As good as it gets! i.e., meets the lower bound on external memory sorting
What is the lower bound on external memory sorting?
Time t >= n/L log_(z/L) n/L
How do we find the lower bound on external memory sorting?
- Before seeing the data (size n), there are n! possible ways in which it might be ordered (and we’re looking for one of them)
- When you read data from slow memory in general, you learn something about the possible orderings, reducing their number
- So, let K(t-1) := # orderings after t-1 transfers
- Let K(0) := n!
- At step t, load L items into fast memory. There are L! ways for them to be ordered
- Assuming we have other items in fast memory already, and they’re already ordered, how many ways are there to order Z-L old items plus L new items? At most z-choose-L * L! (this is the factor by which the number of possible orderings might decrease)
- After t reads, K(t) >= K(t-1)/[z-choose-L * L!]^t = n!/[z-choose-L * L!]^t
- The L! terms assumes we’ve never read these L items before. This won’t always happen because you can only do n/L reads of unseen items. So, we can change the exponent on that term: K(t) >= n!/[z-choose-L]^t * [L!]^(n/L)

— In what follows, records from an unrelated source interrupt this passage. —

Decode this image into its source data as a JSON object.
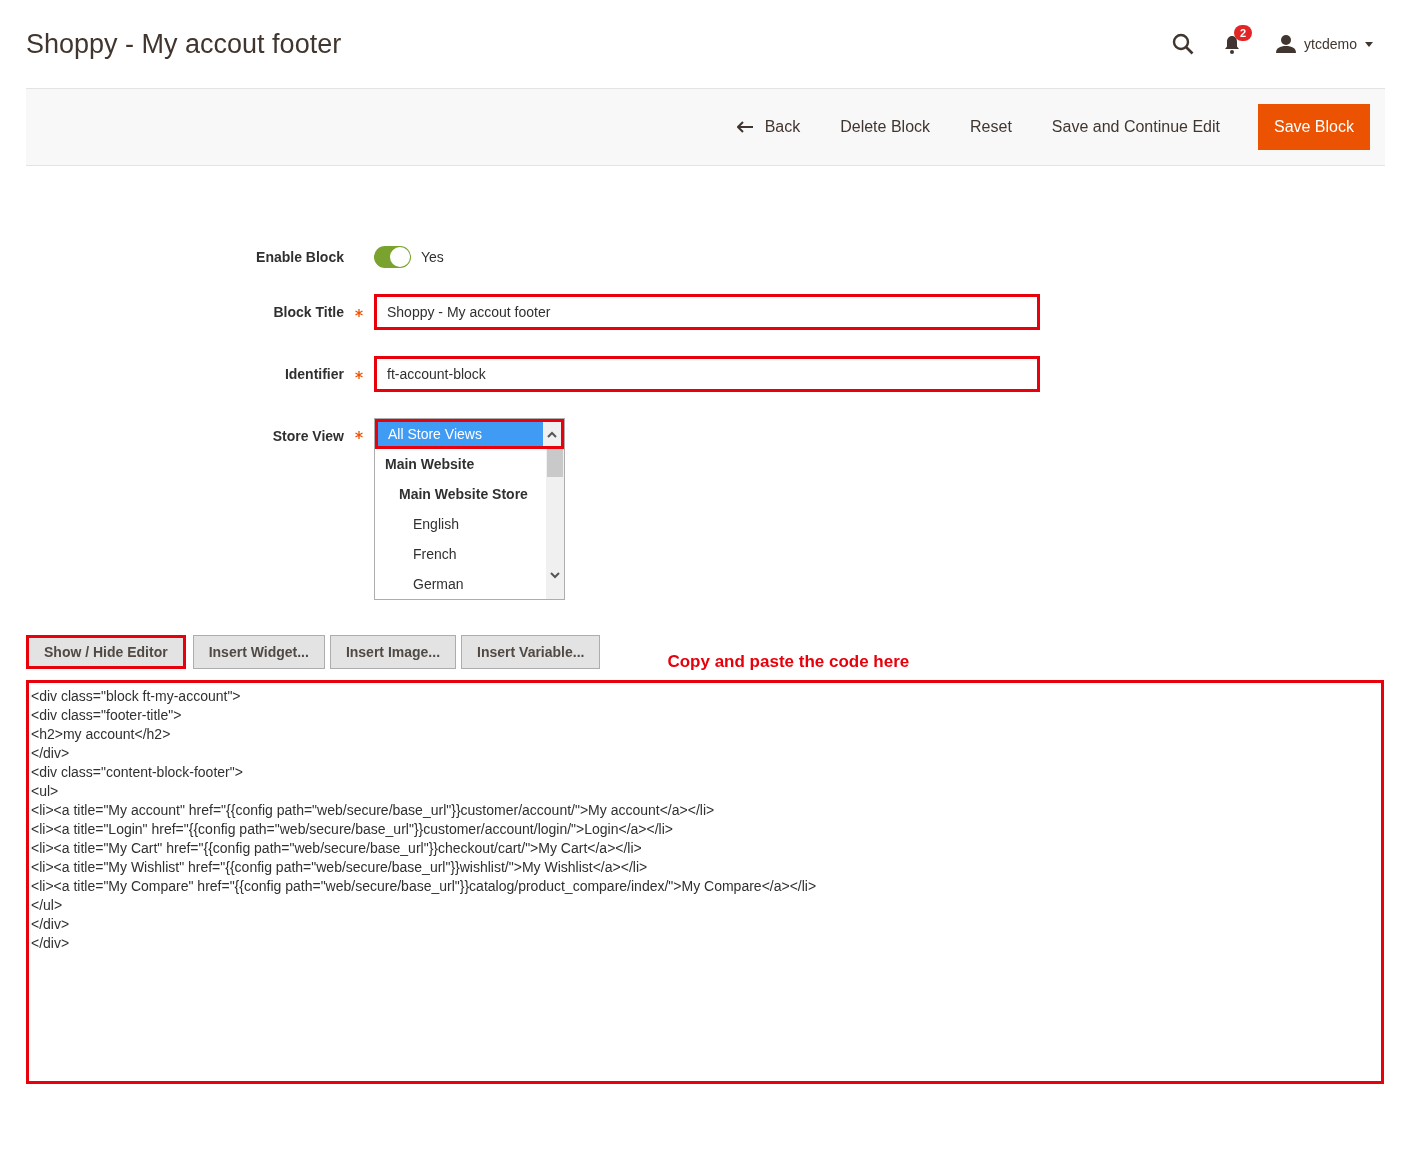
{
  "header": {
    "title": "Shoppy - My accout footer",
    "notifications": "2",
    "user": "ytcdemo"
  },
  "actions": [
    {
      "kind": "back",
      "label": "Back"
    },
    {
      "kind": "plain",
      "label": "Delete Block"
    },
    {
      "kind": "plain",
      "label": "Reset"
    },
    {
      "kind": "plain",
      "label": "Save and Continue Edit"
    },
    {
      "kind": "primary",
      "label": "Save Block"
    }
  ],
  "form": {
    "enable": {
      "label": "Enable Block",
      "on": true,
      "value": "Yes"
    },
    "title": {
      "label": "Block Title",
      "required": true,
      "value": "Shoppy - My accout footer",
      "highlighted": true
    },
    "identifier": {
      "label": "Identifier",
      "required": true,
      "value": "ft-account-block",
      "highlighted": true
    },
    "store_view": {
      "label": "Store View",
      "required": true,
      "options": [
        {
          "label": "All Store Views",
          "selected": true,
          "highlighted": true
        },
        {
          "label": "Main Website",
          "selected": false,
          "children": [
            {
              "label": "Main Website Store",
              "selected": false,
              "children": [
                {
                  "label": "English",
                  "selected": false
                },
                {
                  "label": "French",
                  "selected": false
                },
                {
                  "label": "German",
                  "selected": false
                }
              ]
            }
          ]
        }
      ]
    }
  },
  "editor_buttons": [
    {
      "label": "Show / Hide Editor",
      "highlighted": true
    },
    {
      "label": "Insert Widget...",
      "highlighted": false
    },
    {
      "label": "Insert Image...",
      "highlighted": false
    },
    {
      "label": "Insert Variable...",
      "highlighted": false
    }
  ],
  "annotation": "Copy and paste the code here",
  "content": {
    "highlighted": true,
    "value": "<div class=\"block ft-my-account\">\n<div class=\"footer-title\">\n<h2>my account</h2>\n</div>\n<div class=\"content-block-footer\">\n<ul>\n<li><a title=\"My account\" href=\"{{config path=\"web/secure/base_url\"}}customer/account/\">My account</a></li>\n<li><a title=\"Login\" href=\"{{config path=\"web/secure/base_url\"}}customer/account/login/\">Login</a></li>\n<li><a title=\"My Cart\" href=\"{{config path=\"web/secure/base_url\"}}checkout/cart/\">My Cart</a></li>\n<li><a title=\"My Wishlist\" href=\"{{config path=\"web/secure/base_url\"}}wishlist/\">My Wishlist</a></li>\n<li><a title=\"My Compare\" href=\"{{config path=\"web/secure/base_url\"}}catalog/product_compare/index/\">My Compare</a></li>\n</ul>\n</div>\n</div>"
  }
}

- Now, when does this equal 1 (when does only one ordering remain)? n!/[z-choose-L]^t * [L!]^(n/L) <= 1 IMPLIES t >= n/L log_(z/L) n/L
What two approximations do we need to get the lower bound on external memory sorting?
- Stirling’s Approximation: log(x!) ~= x log x
- Also: log(a-choose-b) ~= b log (a/b)
How many transfers are necessary for binary search on a sorted array, and why? (Big-O)

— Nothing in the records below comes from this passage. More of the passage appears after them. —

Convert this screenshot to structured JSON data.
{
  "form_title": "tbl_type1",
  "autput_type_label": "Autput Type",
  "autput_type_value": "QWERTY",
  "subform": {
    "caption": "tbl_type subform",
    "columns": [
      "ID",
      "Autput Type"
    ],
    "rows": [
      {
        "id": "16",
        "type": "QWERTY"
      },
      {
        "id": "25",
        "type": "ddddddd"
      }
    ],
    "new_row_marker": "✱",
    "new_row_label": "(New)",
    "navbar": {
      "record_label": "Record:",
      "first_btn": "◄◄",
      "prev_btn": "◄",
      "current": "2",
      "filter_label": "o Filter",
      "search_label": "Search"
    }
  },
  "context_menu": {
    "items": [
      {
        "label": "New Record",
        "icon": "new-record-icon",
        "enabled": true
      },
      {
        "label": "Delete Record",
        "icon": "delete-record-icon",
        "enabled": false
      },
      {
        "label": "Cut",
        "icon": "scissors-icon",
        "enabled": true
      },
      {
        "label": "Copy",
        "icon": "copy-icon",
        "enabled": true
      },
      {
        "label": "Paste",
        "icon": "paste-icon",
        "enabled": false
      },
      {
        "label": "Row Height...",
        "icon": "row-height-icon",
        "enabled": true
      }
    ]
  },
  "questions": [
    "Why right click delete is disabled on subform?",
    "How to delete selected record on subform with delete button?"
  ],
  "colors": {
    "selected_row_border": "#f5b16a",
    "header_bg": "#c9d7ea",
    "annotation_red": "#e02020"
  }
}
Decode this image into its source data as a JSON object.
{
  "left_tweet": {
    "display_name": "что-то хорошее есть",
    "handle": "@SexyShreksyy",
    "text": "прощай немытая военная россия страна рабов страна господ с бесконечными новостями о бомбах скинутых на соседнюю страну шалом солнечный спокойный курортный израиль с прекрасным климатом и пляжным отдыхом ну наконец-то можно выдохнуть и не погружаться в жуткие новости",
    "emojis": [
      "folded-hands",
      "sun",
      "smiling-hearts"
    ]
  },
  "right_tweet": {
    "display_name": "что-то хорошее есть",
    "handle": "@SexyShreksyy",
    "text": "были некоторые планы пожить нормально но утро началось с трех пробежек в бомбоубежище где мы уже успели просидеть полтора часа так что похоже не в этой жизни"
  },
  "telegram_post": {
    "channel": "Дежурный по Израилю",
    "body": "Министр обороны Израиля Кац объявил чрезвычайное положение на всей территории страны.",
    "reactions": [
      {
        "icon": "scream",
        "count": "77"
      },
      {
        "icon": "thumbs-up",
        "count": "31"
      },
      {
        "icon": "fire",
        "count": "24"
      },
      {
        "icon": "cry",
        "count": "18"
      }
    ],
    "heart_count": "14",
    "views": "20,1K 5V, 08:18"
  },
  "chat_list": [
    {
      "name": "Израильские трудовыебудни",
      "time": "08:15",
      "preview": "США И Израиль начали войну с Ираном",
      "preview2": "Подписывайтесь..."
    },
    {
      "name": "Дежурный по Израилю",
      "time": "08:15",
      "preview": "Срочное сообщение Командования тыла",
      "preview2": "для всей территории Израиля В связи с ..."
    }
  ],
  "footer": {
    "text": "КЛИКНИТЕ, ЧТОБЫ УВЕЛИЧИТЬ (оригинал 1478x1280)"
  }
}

The array is stored entirely in slow memory.
O(log (n/L))
MY explanation:
Binary search requires log n comparisons. For each comparison, we have to load an L-sized block of data until, at some point before the log(n) comparison, we load a block that contains all of the items we’re still considering.
At this point, no more transfers are needed! It will take log(L) comparisons to find the target within the block we just loaded, so we can subtract log(L) from log(n) to get the number of transfers needed. log(n) - log(L) = log(n/L).
LECTURE explanation:
We start with the same idea: at some point we will load a block of size L that contains all remaining items. We can write a recurrence to describe what happens:
if n > L, Q(n; Z, L) = 1 + Q(n/2; Z, L)
if n <= L, Q(n; Z, L) = 1
The answer to this recurrence (apparently) is O(log (n/L)). (why???)

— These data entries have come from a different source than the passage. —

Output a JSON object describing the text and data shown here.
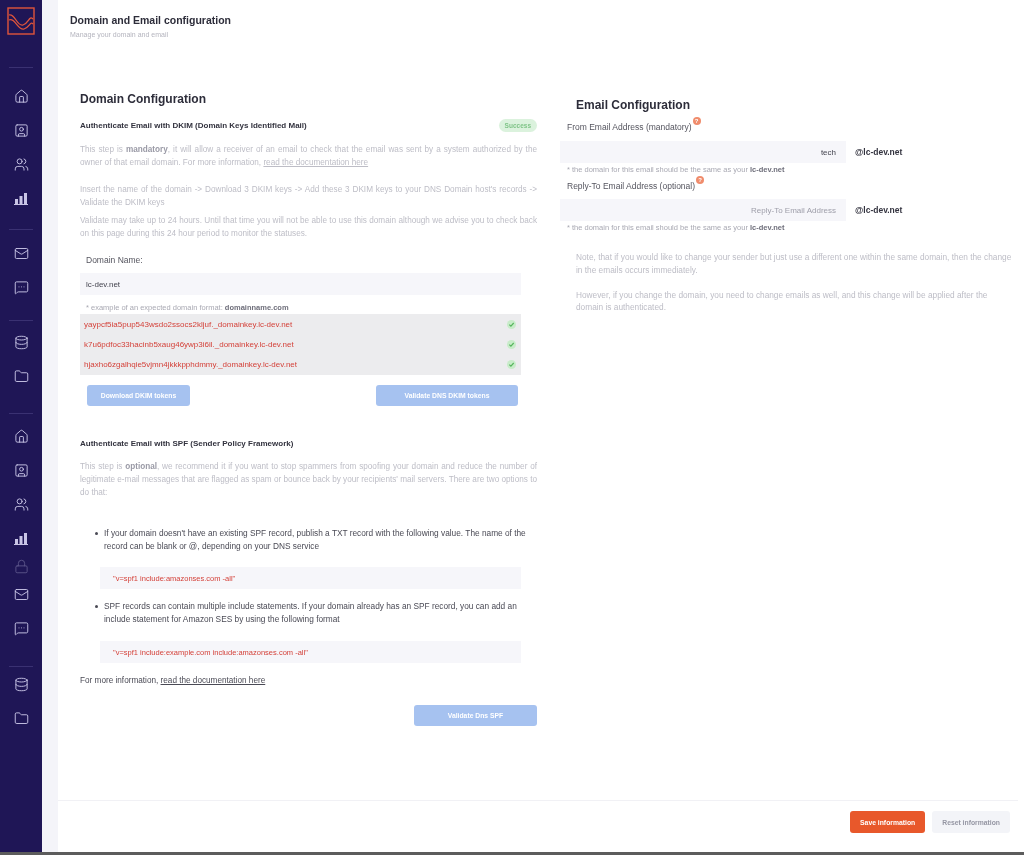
{
  "header": {
    "title": "Domain and Email configuration",
    "subtitle": "Manage your domain and email"
  },
  "domain_config": {
    "title": "Domain Configuration",
    "dkim": {
      "title": "Authenticate Email with DKIM (Domain Keys Identified Mail)",
      "status_badge": "Success",
      "paragraphs": [
        {
          "text": "This step is **mandatory**, it will allow a receiver of an email to check that the email was sent by a system authorized by the owner of that email domain. For more information, ",
          "link": "read the documentation here"
        },
        {
          "text": "Insert the name of the domain -> Download 3 DKIM keys -> Add these 3 DKIM keys to your DNS Domain host's records -> Validate the DKIM keys"
        },
        {
          "text": "Validate may take up to 24 hours. Until that time you will not be able to use this domain although we advise you to check back on this page during this 24 hour period to monitor the statuses."
        }
      ],
      "domain_field": {
        "label": "Domain Name:",
        "value": "lc-dev.net"
      },
      "hint": "* example of an expected domain format: **domainname.com**",
      "records": [
        {
          "value": "yaypcf5ia5pup543wsdo2ssocs2kljuf._domainkey.lc-dev.net",
          "verified": true
        },
        {
          "value": "k7u6pdfoc33hacinb5xaug46ywp3i6il._domainkey.lc-dev.net",
          "verified": true
        },
        {
          "value": "hjaxho6zgalhqie5vjmn4jkkkpphdmmy._domainkey.lc-dev.net",
          "verified": true
        }
      ],
      "buttons": [
        {
          "label": "Download DKIM tokens",
          "disabled": true
        },
        {
          "label": "Validate DNS DKIM tokens",
          "disabled": true
        }
      ]
    },
    "spf": {
      "title": "Authenticate Email with SPF (Sender Policy Framework)",
      "intro": "This step is **optional**, we recommend it if you want to stop spammers from spoofing your domain and reduce the number of legitimate e-mail messages that are flagged as spam or bounce back by your recipients' mail servers. There are two options to do that:",
      "options": [
        {
          "text": "If your domain doesn't have an existing SPF record, publish a TXT record with the following value. The name of the record can be blank or @, depending on your DNS service",
          "record": "\"v=spf1 include:amazonses.com -all\""
        },
        {
          "text": "SPF records can contain multiple include statements. If your domain already has an SPF record, you can add an include statement for Amazon SES by using the following format",
          "record": "\"v=spf1 include:example.com include:amazonses.com -all\""
        }
      ],
      "more_info": {
        "text": "For more information, ",
        "link": "read the documentation here"
      },
      "button": {
        "label": "Validate Dns SPF",
        "disabled": true
      }
    }
  },
  "email_config": {
    "title": "Email Configuration",
    "fields": [
      {
        "label": "From Email Address (mandatory)",
        "help_badge": "?",
        "value": "tech",
        "domain": "@lc-dev.net",
        "hint": "* the domain for this email should be the same as your **lc-dev.net**"
      },
      {
        "label": "Reply-To Email Address (optional)",
        "help_badge": "?",
        "placeholder": "Reply-To Email Address",
        "domain": "@lc-dev.net",
        "hint": "* the domain for this email should be the same as your **lc-dev.net**"
      }
    ],
    "notes": [
      "Note, that if you would like to change your sender but just use a different one within the same domain, then the change in the emails occurs immediately.",
      "However, if you change the domain, you need to change emails as well, and this change will be applied after the domain is authenticated."
    ]
  },
  "footer": {
    "buttons": [
      {
        "label": "Save information",
        "kind": "primary"
      },
      {
        "label": "Reset information",
        "kind": "secondary"
      }
    ]
  }
}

We’re performing binary search on an array of n items. Note the size of index i is at max, log n, i.e., it’s O(log n).
Let x(L) := the maximum number of bits “learned” on one L-sized transfer.
If we get an upper bound on x(L), we can get a lower bound on the number of I/O transfers during search: Q(n; Z, L) = Omega(logn / x(L)).
What is x(L) in a Big-O sense?
O(log L)
When we load L items into fast memory, we see whether our target is in the block, before the block, or after the block. In the before or after case, we just learned L places that the target item is not, which tells us log L bits of the target item’s index.
Which of these data structures can achieve the lower bound on binary search in terms of transfers?
- Doubly linked list
- Binary search tree
- Red-black tree
- Skip List
- B-tree
B-tree, but only if you choose B so that B = Theta(L)
Describe a doubly linked list. Can it achieve the lower bound on binary search in terms of transfers? Why or why not?
A doubly linked list is a linked list with pointers to the nodes BOTH before and after the current node.
No, it cannot achieve the lower bound on binary search in terms of memory transfers. We can only transfer one node at a time into memory, because we need that node to find the others (we need the pointers!).
Describe a binary search tree. Can it achieve the lower bound on binary search in terms of transfers? Why or why not?
A binary search tree satisfies two properties:
1) It’s a binary tree, i.e., all nodes have at most two children.
2) Node y is in the left subtree of x, then y.val <= x.val. If y is in the right subtree of x, then y.val >= x.val.
NOT SURE BUT, I believe we need to read a node into fast memory to get its pointers and retrieve its child nodes. So it’s impossible to load L nodes of a binary search tree at once, a necessary step in achieving the lower bound on binary search (in terms of transfers).